How does your organisation manage open source governance? Do you have a standard policy in place? Do you revisit it frequently? And, do you involve your developers in the development of your governance policy?
In the research study Accenture completed last year, companies and organisations stated that building skills in open source products and technologies was a bigger challenge than open source governance. This was especially pronounced in public sector organisations.
I was surprised. Is governance really easier than skill building?
Skill building takes time, people need hands-on experience and formal training to learn new things—and they need to be motivated to do it. Trying to make unmotivated people learn new things is not really “motivational work”. So, yes, in some cases, skill-building can be really hard.
On the other hand, governance (and in this case open source governance) can sometimes be seen simply as a bureaucratic exercise. Policy in place - check, legal people involved and the required approvals received - check, policy communicated to all relevant people - check, mandatory one hour training on the policy taken by all relevant people - check. How hard can it be?
While open source is about openness and freedom, governance is many times about control—quite the opposite ends of the playing field.
How many organisations have implemented their open source governance on the policy level and then left it there without further action? Staying in their end of the field—forcing the other side (the developers) to come all the way across? The answer is many, if not most.
On the flip side, how many companies involve their developers in their governance activities? How many can state their governance is developer-driven?
Disregarding the developer community in developing an open source governance policy is just bad policy. Many times developers are well versed in the issues relating to open source governance: legal risks, IP leakage, security vulnerabilities, etc.
Can we trust our developers to always do the right thing? Maybe. Should we incorporate controls (think of Sarbanes-Oxley) to ensure that our open source policies are followed? After all, legal perspective is not about trust.
This conflict—managing controls in an open environment—is where mere paper policy fails. Implementing proper governance requires one to take the “people” perspective to be the most effective: How can we help the developers to do their work more efficiently? What are their suggestions? And, how can we help them “not” make their work more bureaucratic and cumbersome?
To put this new thinking in place, what is needed is good old change management. Put the people, the users, the developers, in the centre of it. Organisations need to understand the freedom and openness perspective and build the governance model out of it. Maybe your organisation’s developer community has some very specific modes of operation —if so, understand them.

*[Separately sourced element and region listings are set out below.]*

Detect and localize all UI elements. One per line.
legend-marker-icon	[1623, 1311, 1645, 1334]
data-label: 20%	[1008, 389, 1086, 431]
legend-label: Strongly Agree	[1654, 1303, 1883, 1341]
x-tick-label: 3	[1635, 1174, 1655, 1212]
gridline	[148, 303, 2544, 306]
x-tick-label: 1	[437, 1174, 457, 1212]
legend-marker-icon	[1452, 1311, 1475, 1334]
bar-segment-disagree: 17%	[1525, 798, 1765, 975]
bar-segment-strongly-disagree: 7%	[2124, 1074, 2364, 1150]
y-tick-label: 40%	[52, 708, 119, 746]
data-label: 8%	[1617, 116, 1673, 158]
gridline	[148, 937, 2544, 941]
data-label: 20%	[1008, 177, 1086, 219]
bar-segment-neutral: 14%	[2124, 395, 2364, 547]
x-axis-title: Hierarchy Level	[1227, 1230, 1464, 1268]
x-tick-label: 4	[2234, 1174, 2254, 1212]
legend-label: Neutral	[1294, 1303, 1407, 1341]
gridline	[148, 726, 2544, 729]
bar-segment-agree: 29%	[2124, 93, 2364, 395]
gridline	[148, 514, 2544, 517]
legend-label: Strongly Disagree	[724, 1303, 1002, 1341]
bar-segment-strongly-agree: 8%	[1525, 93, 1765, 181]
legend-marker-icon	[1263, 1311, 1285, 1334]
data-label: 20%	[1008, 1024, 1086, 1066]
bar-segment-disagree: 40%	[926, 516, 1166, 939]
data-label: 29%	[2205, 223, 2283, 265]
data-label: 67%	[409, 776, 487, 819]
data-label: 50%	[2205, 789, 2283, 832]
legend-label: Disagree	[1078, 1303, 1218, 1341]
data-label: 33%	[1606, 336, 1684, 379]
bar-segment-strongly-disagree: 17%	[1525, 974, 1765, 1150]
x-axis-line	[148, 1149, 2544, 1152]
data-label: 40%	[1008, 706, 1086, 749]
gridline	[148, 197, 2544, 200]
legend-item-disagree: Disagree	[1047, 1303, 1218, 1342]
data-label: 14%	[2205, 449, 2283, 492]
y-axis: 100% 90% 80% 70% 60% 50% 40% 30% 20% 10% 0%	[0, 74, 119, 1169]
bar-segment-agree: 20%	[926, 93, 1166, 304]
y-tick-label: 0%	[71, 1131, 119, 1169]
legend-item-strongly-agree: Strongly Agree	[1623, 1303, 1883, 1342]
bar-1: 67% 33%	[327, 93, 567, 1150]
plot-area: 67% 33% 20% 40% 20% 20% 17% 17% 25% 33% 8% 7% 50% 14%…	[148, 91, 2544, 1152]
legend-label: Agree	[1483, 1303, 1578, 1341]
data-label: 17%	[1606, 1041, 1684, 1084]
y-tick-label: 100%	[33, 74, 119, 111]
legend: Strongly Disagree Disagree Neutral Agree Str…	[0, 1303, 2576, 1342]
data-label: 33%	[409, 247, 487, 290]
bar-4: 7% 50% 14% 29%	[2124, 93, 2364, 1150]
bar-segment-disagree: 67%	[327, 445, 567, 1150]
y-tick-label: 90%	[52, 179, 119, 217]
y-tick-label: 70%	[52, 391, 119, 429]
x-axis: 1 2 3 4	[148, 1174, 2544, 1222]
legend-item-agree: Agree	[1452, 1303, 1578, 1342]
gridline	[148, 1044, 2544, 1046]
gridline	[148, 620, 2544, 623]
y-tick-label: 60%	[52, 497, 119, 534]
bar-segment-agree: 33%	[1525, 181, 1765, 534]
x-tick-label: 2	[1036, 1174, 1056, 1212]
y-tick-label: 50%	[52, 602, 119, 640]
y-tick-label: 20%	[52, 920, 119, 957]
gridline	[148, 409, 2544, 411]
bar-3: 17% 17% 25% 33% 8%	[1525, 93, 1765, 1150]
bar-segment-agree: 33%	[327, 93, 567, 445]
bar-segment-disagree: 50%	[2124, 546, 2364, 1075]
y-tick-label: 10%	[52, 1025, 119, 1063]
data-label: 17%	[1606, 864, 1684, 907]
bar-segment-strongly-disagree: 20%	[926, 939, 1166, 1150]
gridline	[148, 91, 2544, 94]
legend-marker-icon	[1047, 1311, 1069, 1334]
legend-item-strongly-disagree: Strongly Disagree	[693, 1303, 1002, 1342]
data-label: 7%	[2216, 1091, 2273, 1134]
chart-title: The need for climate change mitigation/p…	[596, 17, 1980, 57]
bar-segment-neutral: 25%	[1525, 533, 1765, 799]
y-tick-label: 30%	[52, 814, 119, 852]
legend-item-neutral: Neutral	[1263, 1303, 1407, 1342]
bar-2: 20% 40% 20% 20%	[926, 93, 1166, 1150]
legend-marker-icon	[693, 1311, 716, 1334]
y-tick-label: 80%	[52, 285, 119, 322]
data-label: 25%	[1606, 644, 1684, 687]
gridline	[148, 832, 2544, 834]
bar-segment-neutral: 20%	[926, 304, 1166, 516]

Essentially make sure you meet at least the developers at the half-way mark, if not a bit beyond it.
And what about the public sector? How do they manage the governance issue, is it an even bigger issue? I think the more formal procurement process actually gives the public sector an advantage over the private sector on the governance side. Moreover, the public sector can better share practices, whilst not being afraid of losing a competitive edge by exposing their approach and mechanisms to governance. As many governments around the world are encouraging the uptake of open source and want to see it as a real alternative in public bids, this will in fact be the next logical step.
Many times governance is viewed through the lens of using open source. The advanced class is when you zoom in on contributions - then governance takes on a whole new dimension. Maybe more about that in an upcoming blog post.